İstanbul Büyükşehir Belediyesi Kültür Varlıkları Daire Başkanlığı ve İstanbul Planlama Ajansı iş birliğiyle Eylül ayında açılan “İstanbul’un Mezarları Tasarım Yarışması” sonuçları Aralık ayı başında açıklandı. Ülkemizin tasarım programından hak ettiği payı alamayan mezarın ortak kültürel değerler adına taşıdığı anlamın altını çizen yarışma, ölümü estetikle buluşturmaya, kolektif hafızayı tasarıma aktaranları bu mesele üzerinde düşünmeye, bu konuda tavır geliştirmeye ve sorumluluk üstlenmeye davet ederken aynı zamanda mezarlıkların taşıdığı önemi hatırlamaya ve ölülerimize karşı toplumsal duyarlılığı güçlendirmeye yönelik bir çağrı olarak öne çıktı.

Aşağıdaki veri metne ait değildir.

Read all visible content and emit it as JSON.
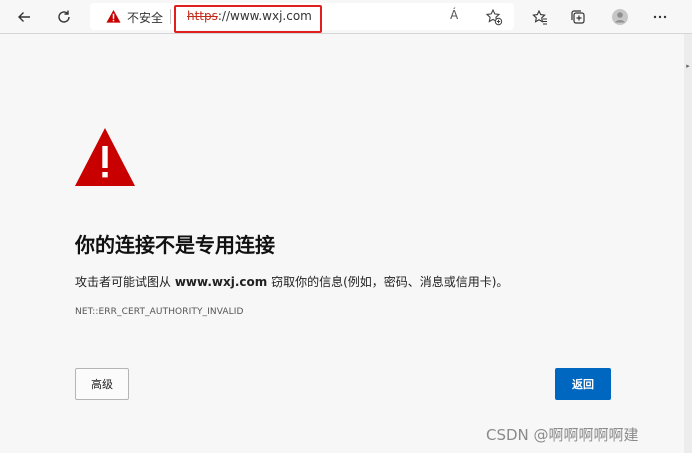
{
  "toolbar": {
    "security_label": "不安全",
    "url_scheme": "https",
    "url_rest": "://www.wxj.com",
    "read_aloud": "Á"
  },
  "error": {
    "heading": "你的连接不是专用连接",
    "desc_before": "攻击者可能试图从 ",
    "desc_domain": "www.wxj.com",
    "desc_after": " 窃取你的信息(例如，密码、消息或信用卡)。",
    "code": "NET::ERR_CERT_AUTHORITY_INVALID"
  },
  "buttons": {
    "advanced": "高级",
    "back": "返回"
  },
  "watermark": "CSDN @啊啊啊啊啊建",
  "colors": {
    "warning_red": "#c80000",
    "primary_blue": "#0067c0",
    "annotation_red": "#e0201c"
  },
  "icons": [
    "back-arrow-icon",
    "refresh-icon",
    "warning-icon",
    "read-aloud-icon",
    "add-favorite-icon",
    "favorites-icon",
    "collections-icon",
    "profile-icon",
    "more-icon"
  ]
}
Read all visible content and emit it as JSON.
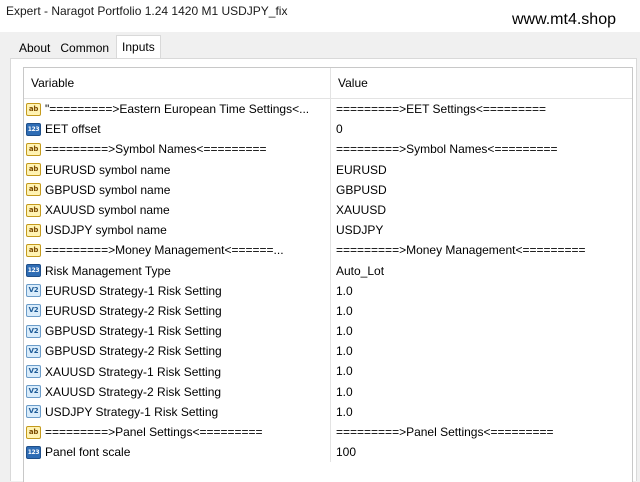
{
  "window": {
    "title": "Expert - Naragot Portfolio 1.24 1420 M1 USDJPY_fix",
    "watermark": "www.mt4.shop"
  },
  "tabs": [
    {
      "label": "About"
    },
    {
      "label": "Common"
    },
    {
      "label": "Inputs",
      "active": true
    }
  ],
  "table": {
    "headers": {
      "variable": "Variable",
      "value": "Value"
    },
    "rows": [
      {
        "icon": "ab-string-icon",
        "variable": "\"=========>Eastern European Time Settings<...",
        "value": "=========>EET Settings<========="
      },
      {
        "icon": "123-integer-icon",
        "variable": "EET offset",
        "value": "0"
      },
      {
        "icon": "ab-string-icon",
        "variable": "=========>Symbol Names<=========",
        "value": "=========>Symbol Names<========="
      },
      {
        "icon": "ab-string-icon",
        "variable": "EURUSD symbol name",
        "value": "EURUSD"
      },
      {
        "icon": "ab-string-icon",
        "variable": "GBPUSD symbol name",
        "value": "GBPUSD"
      },
      {
        "icon": "ab-string-icon",
        "variable": "XAUUSD symbol name",
        "value": "XAUUSD"
      },
      {
        "icon": "ab-string-icon",
        "variable": "USDJPY symbol name",
        "value": "USDJPY"
      },
      {
        "icon": "ab-string-icon",
        "variable": "=========>Money Management<======...",
        "value": "=========>Money Management<========="
      },
      {
        "icon": "123-integer-icon",
        "variable": "Risk Management Type",
        "value": "Auto_Lot"
      },
      {
        "icon": "v2-double-icon",
        "variable": "EURUSD Strategy-1 Risk Setting",
        "value": "1.0"
      },
      {
        "icon": "v2-double-icon",
        "variable": "EURUSD Strategy-2 Risk Setting",
        "value": "1.0"
      },
      {
        "icon": "v2-double-icon",
        "variable": "GBPUSD Strategy-1 Risk Setting",
        "value": "1.0"
      },
      {
        "icon": "v2-double-icon",
        "variable": "GBPUSD Strategy-2 Risk Setting",
        "value": "1.0"
      },
      {
        "icon": "v2-double-icon",
        "variable": "XAUUSD Strategy-1 Risk Setting",
        "value": "1.0"
      },
      {
        "icon": "v2-double-icon",
        "variable": "XAUUSD Strategy-2 Risk Setting",
        "value": "1.0"
      },
      {
        "icon": "v2-double-icon",
        "variable": "USDJPY Strategy-1 Risk Setting",
        "value": "1.0"
      },
      {
        "icon": "ab-string-icon",
        "variable": "=========>Panel Settings<=========",
        "value": "=========>Panel Settings<========="
      },
      {
        "icon": "123-integer-icon",
        "variable": "Panel font scale",
        "value": "100"
      }
    ]
  },
  "icon_glyphs": {
    "ab-string-icon": "ab",
    "123-integer-icon": "123",
    "v2-double-icon": "V2"
  }
}
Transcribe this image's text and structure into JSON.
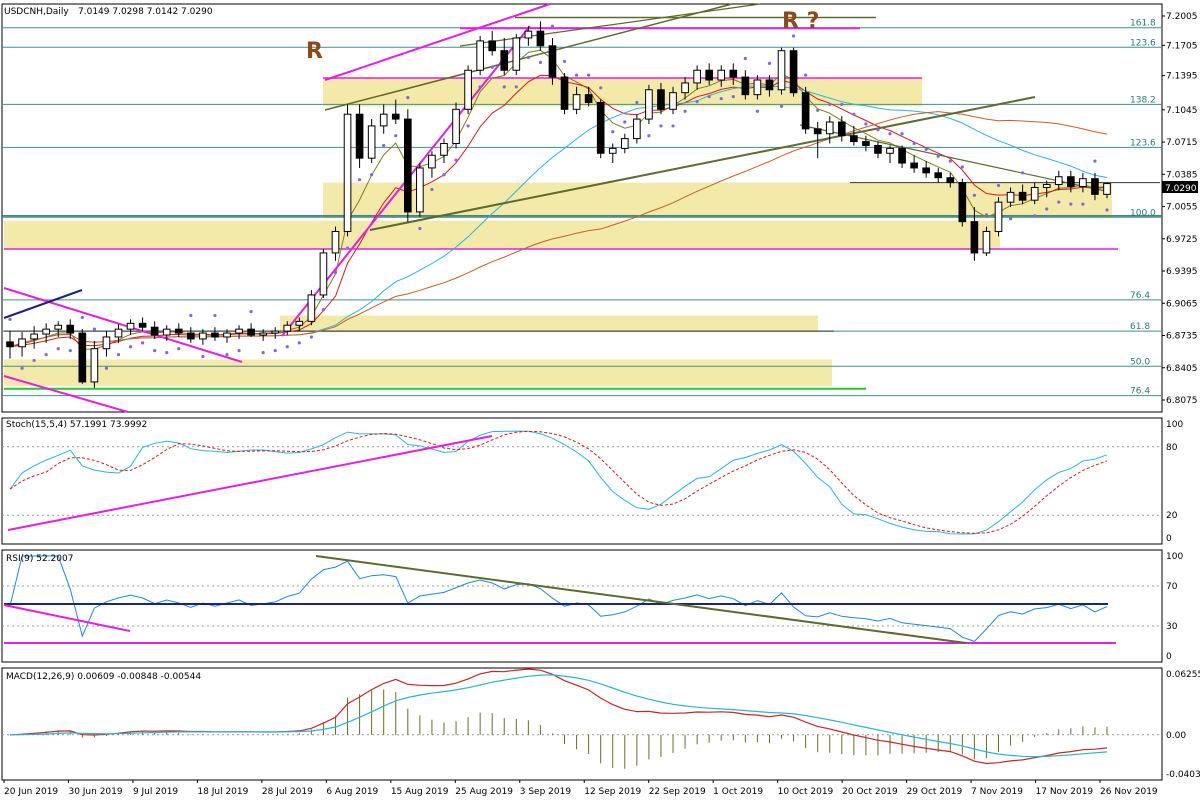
{
  "header": {
    "symbol_tf": "USDCNH,Daily",
    "ohlc": "7.0149 7.0298 7.0142 7.0290"
  },
  "price_axis_labels": [
    "7.2005",
    "7.1705",
    "7.1395",
    "7.1045",
    "7.0715",
    "7.0385",
    "7.0055",
    "6.9725",
    "6.9395",
    "6.9065",
    "6.8735",
    "6.8405",
    "6.8075"
  ],
  "current_price_label": "7.0290",
  "fib_labels": [
    "161.8",
    "123.6",
    "138.2",
    "123.6",
    "100.0",
    "76.4",
    "61.8",
    "50.0",
    "76.4"
  ],
  "annotations": {
    "r_left": "R",
    "r_right": "R ?"
  },
  "date_labels": [
    "20 Jun 2019",
    "30 Jun 2019",
    "9 Jul 2019",
    "18 Jul 2019",
    "28 Jul 2019",
    "6 Aug 2019",
    "15 Aug 2019",
    "25 Aug 2019",
    "3 Sep 2019",
    "12 Sep 2019",
    "22 Sep 2019",
    "1 Oct 2019",
    "10 Oct 2019",
    "20 Oct 2019",
    "29 Oct 2019",
    "7 Nov 2019",
    "17 Nov 2019",
    "26 Nov 2019"
  ],
  "stoch": {
    "label": "Stoch(15,5,4) 57.1991 73.9992",
    "levels": [
      "100",
      "80",
      "20",
      "0"
    ]
  },
  "rsi": {
    "label": "RSI(9) 52.2007",
    "levels": [
      "100",
      "70",
      "30",
      "0"
    ]
  },
  "macd": {
    "label": "MACD(12,26,9) 0.00609 -0.00848 -0.00544",
    "levels": [
      "0.06255",
      "0.00",
      "-0.04035"
    ]
  },
  "colors": {
    "up": "#ffffff",
    "down": "#000000",
    "grid": "#2a7a7a",
    "zone": "#f3e9a8",
    "magenta": "#e61ee6",
    "olive": "#5d6b2e",
    "sar": "#7b68ee",
    "ma_fast": "#d81b1b",
    "ma_mid": "#29b6d6",
    "ma_slow": "#c8602a",
    "ma_olive": "#7e7e1e"
  },
  "chart_data": {
    "type": "candlestick",
    "title": "USDCNH,Daily",
    "ylim": [
      6.8075,
      7.2005
    ],
    "x_start": "20 Jun 2019",
    "x_end": "29 Nov 2019",
    "candles": [
      [
        6.867,
        6.878,
        6.85,
        6.862
      ],
      [
        6.862,
        6.877,
        6.852,
        6.87
      ],
      [
        6.87,
        6.883,
        6.86,
        6.875
      ],
      [
        6.875,
        6.886,
        6.866,
        6.88
      ],
      [
        6.88,
        6.888,
        6.872,
        6.884
      ],
      [
        6.884,
        6.89,
        6.87,
        6.876
      ],
      [
        6.876,
        6.88,
        6.824,
        6.826
      ],
      [
        6.826,
        6.868,
        6.82,
        6.86
      ],
      [
        6.86,
        6.878,
        6.852,
        6.872
      ],
      [
        6.872,
        6.885,
        6.866,
        6.88
      ],
      [
        6.88,
        6.89,
        6.874,
        6.886
      ],
      [
        6.886,
        6.892,
        6.878,
        6.882
      ],
      [
        6.882,
        6.888,
        6.87,
        6.874
      ],
      [
        6.874,
        6.884,
        6.868,
        6.88
      ],
      [
        6.88,
        6.886,
        6.872,
        6.876
      ],
      [
        6.876,
        6.882,
        6.866,
        6.87
      ],
      [
        6.87,
        6.88,
        6.864,
        6.876
      ],
      [
        6.876,
        6.882,
        6.868,
        6.872
      ],
      [
        6.872,
        6.88,
        6.866,
        6.876
      ],
      [
        6.876,
        6.884,
        6.87,
        6.88
      ],
      [
        6.88,
        6.886,
        6.872,
        6.874
      ],
      [
        6.874,
        6.88,
        6.868,
        6.876
      ],
      [
        6.876,
        6.882,
        6.87,
        6.878
      ],
      [
        6.878,
        6.888,
        6.874,
        6.884
      ],
      [
        6.884,
        6.892,
        6.878,
        6.888
      ],
      [
        6.888,
        6.92,
        6.884,
        6.915
      ],
      [
        6.915,
        6.962,
        6.912,
        6.958
      ],
      [
        6.958,
        6.985,
        6.95,
        6.98
      ],
      [
        6.98,
        7.11,
        6.975,
        7.1
      ],
      [
        7.1,
        7.11,
        7.045,
        7.055
      ],
      [
        7.055,
        7.095,
        7.05,
        7.088
      ],
      [
        7.088,
        7.11,
        7.08,
        7.1
      ],
      [
        7.1,
        7.115,
        7.09,
        7.095
      ],
      [
        7.095,
        7.105,
        6.99,
        7.0
      ],
      [
        7.0,
        7.05,
        6.995,
        7.045
      ],
      [
        7.045,
        7.062,
        7.035,
        7.058
      ],
      [
        7.058,
        7.075,
        7.05,
        7.07
      ],
      [
        7.07,
        7.112,
        7.065,
        7.105
      ],
      [
        7.105,
        7.15,
        7.1,
        7.145
      ],
      [
        7.145,
        7.18,
        7.14,
        7.175
      ],
      [
        7.175,
        7.185,
        7.16,
        7.165
      ],
      [
        7.165,
        7.178,
        7.14,
        7.145
      ],
      [
        7.145,
        7.182,
        7.14,
        7.178
      ],
      [
        7.178,
        7.19,
        7.17,
        7.185
      ],
      [
        7.185,
        7.195,
        7.165,
        7.17
      ],
      [
        7.17,
        7.178,
        7.13,
        7.138
      ],
      [
        7.138,
        7.142,
        7.1,
        7.105
      ],
      [
        7.105,
        7.128,
        7.1,
        7.12
      ],
      [
        7.12,
        7.128,
        7.108,
        7.112
      ],
      [
        7.112,
        7.115,
        7.055,
        7.06
      ],
      [
        7.06,
        7.07,
        7.05,
        7.065
      ],
      [
        7.065,
        7.08,
        7.06,
        7.075
      ],
      [
        7.075,
        7.1,
        7.07,
        7.095
      ],
      [
        7.095,
        7.13,
        7.09,
        7.125
      ],
      [
        7.125,
        7.132,
        7.1,
        7.105
      ],
      [
        7.105,
        7.128,
        7.1,
        7.122
      ],
      [
        7.122,
        7.138,
        7.115,
        7.132
      ],
      [
        7.132,
        7.15,
        7.125,
        7.145
      ],
      [
        7.145,
        7.152,
        7.13,
        7.135
      ],
      [
        7.135,
        7.15,
        7.128,
        7.145
      ],
      [
        7.145,
        7.152,
        7.13,
        7.138
      ],
      [
        7.138,
        7.145,
        7.115,
        7.12
      ],
      [
        7.12,
        7.14,
        7.115,
        7.135
      ],
      [
        7.135,
        7.14,
        7.118,
        7.125
      ],
      [
        7.125,
        7.168,
        7.12,
        7.165
      ],
      [
        7.165,
        7.168,
        7.118,
        7.122
      ],
      [
        7.122,
        7.128,
        7.08,
        7.085
      ],
      [
        7.085,
        7.092,
        7.055,
        7.08
      ],
      [
        7.08,
        7.098,
        7.07,
        7.092
      ],
      [
        7.092,
        7.098,
        7.072,
        7.078
      ],
      [
        7.078,
        7.088,
        7.068,
        7.072
      ],
      [
        7.072,
        7.078,
        7.062,
        7.068
      ],
      [
        7.068,
        7.072,
        7.055,
        7.06
      ],
      [
        7.06,
        7.068,
        7.05,
        7.065
      ],
      [
        7.065,
        7.068,
        7.045,
        7.05
      ],
      [
        7.05,
        7.058,
        7.04,
        7.045
      ],
      [
        7.045,
        7.052,
        7.035,
        7.04
      ],
      [
        7.04,
        7.045,
        7.03,
        7.035
      ],
      [
        7.035,
        7.04,
        7.025,
        7.03
      ],
      [
        7.03,
        7.034,
        6.985,
        6.99
      ],
      [
        6.99,
        7.005,
        6.95,
        6.958
      ],
      [
        6.958,
        6.985,
        6.955,
        6.98
      ],
      [
        6.98,
        7.015,
        6.975,
        7.01
      ],
      [
        7.01,
        7.025,
        7.005,
        7.02
      ],
      [
        7.02,
        7.028,
        7.008,
        7.012
      ],
      [
        7.012,
        7.03,
        7.008,
        7.025
      ],
      [
        7.025,
        7.032,
        7.015,
        7.028
      ],
      [
        7.028,
        7.042,
        7.022,
        7.036
      ],
      [
        7.036,
        7.042,
        7.02,
        7.026
      ],
      [
        7.026,
        7.04,
        7.02,
        7.034
      ],
      [
        7.034,
        7.04,
        7.012,
        7.018
      ],
      [
        7.018,
        7.03,
        7.014,
        7.029
      ]
    ]
  }
}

Yarışmanın bu yılki ilk etabında mezarlıkları tasarlanmak üzere belirlenen isimler, yalnızca farklı alanları değil, aynı zamanda farklı toplumsal kesimleri de temsil etti. Bu anlamda Adile Naşit, Ahmet Mete Işıkara, Aşık Daimi, Cihat Burak, Didem Madak, Elmalılı Muhammed Hamdi Yazır, Eremya Çelebi Kömürciyan, Halide Edip Adıvar, Halil Kaya, Hilmi Ziya Ülken, Lefter Küçükandonyadis, Mes’ud Cemil, Naim Süleymanoğlu, Neyzen Tevfik Kolaylı, Optik Başkan, Orhan Kemal, Turgut Uyar, Ali Nezih Uzel ve Cevdet Kılıçlar-Necdet Yıldırım, mezarları ve/veya yakın çevresi yarışmayla tasarlanması için belirlenen isimler oldu. Yarışmaya 375 proje başvururken, birincilik ödülü alan projeler arasında doğal taş malzeme kullanan tasarımları sizler için ele aldık.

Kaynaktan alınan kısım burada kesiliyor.